“Char, my precious, don’t, don’t take him away! Not before he’s said he’d have liked to have had me under him in the regiment! Oh, I do think you’re mean, I do, really!”
Charmian, however, was unmoved by this plea, and marched Ingram off to the library. As she lit the central lamp in this rather dismal apartment, she said severely: “You simply make him more outrageous by taking any notice of him. He does it to annoy you.”
“He’s a namby-pamby, effeminate — well, I won’t say!”
“Good lord, I know all about Aubrey! As a matter of fact, he isn’t such a wet as you might think. I never saw anyone ride straighter to hounds.”
“That makes it worse!” said Ingram, not very intelligibly, but with immense conviction. “But I didn’t come here to talk about that young so-and-so! Now, look here, Char, you’ve got a head on your shoulders!
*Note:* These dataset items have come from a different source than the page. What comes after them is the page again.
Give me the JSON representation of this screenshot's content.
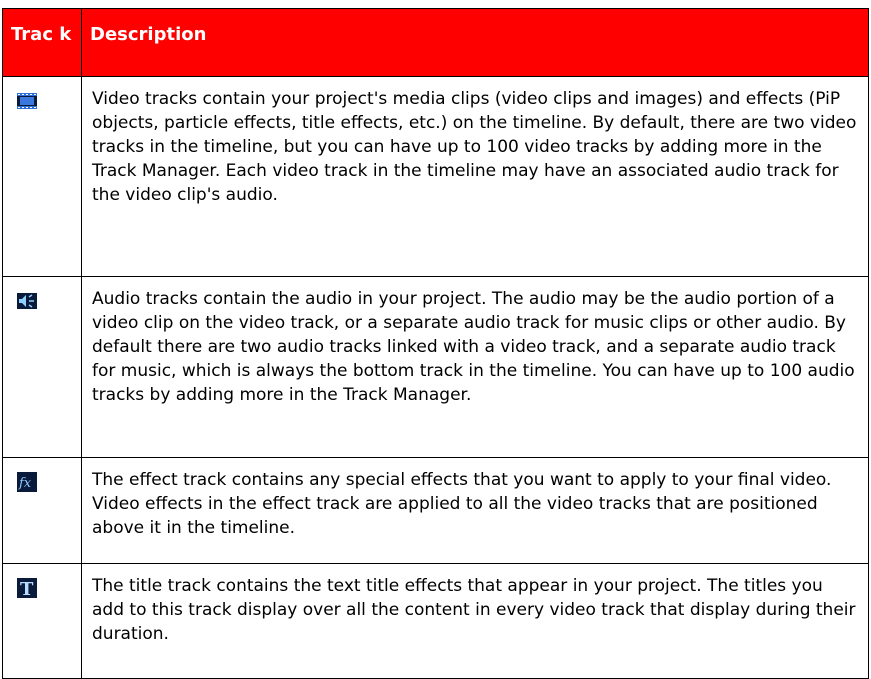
{
  "table": {
    "headers": {
      "track": "Trac k",
      "description": "Description"
    },
    "rows": [
      {
        "icon": "video-track-icon",
        "description": "Video tracks contain your project's media clips (video clips and images) and effects (PiP objects, particle effects, title effects, etc.) on the timeline. By default, there are two video tracks in the timeline, but you can have up to 100 video tracks by adding more in the Track Manager. Each video track in the timeline may have an associated audio track for the video clip's audio."
      },
      {
        "icon": "audio-track-icon",
        "description": "Audio tracks contain the audio in your project. The audio may be the audio portion of a video clip on the video track, or a separate audio track for music clips or other audio. By default there are two audio tracks linked with a video track, and a separate audio track for music, which is always the bottom track in the timeline. You can have up to 100 audio tracks by adding more in the Track Manager."
      },
      {
        "icon": "effect-track-icon",
        "description": "The effect track contains any special effects that you want to apply to your final video. Video effects in the effect track are applied to all the video tracks that are positioned above it in the timeline."
      },
      {
        "icon": "title-track-icon",
        "description": "The title track contains the text title effects that appear in your project. The titles you add to this track display over all the content in every video track that display during their duration."
      }
    ]
  },
  "colors": {
    "header_bg": "#ff0000",
    "header_text": "#ffffff",
    "border": "#000000"
  }
}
What’s your frank opinion about Father’s death?”
“I don’t know. What’s yours?”
“Well, I’ve been having a long pow-wow with Myra about it, and we both of us feel the same. Of course, it isn’t for me to say anything — damned awkward position, and all that! — but taking one thing with another, and looking at it all round — perfectly dispassionately, mind you! — everything points in the same direction.”
“You mean you think Ray did it.”
“Well, what do you think?”
“I’ve told you: I don’t know. I shouldn’t have thought he was the sort to poison anyone, but as I said this morning, he takes his own line. I’ve never got to the bottom of Ray, and I don’t suppose I ever shall.”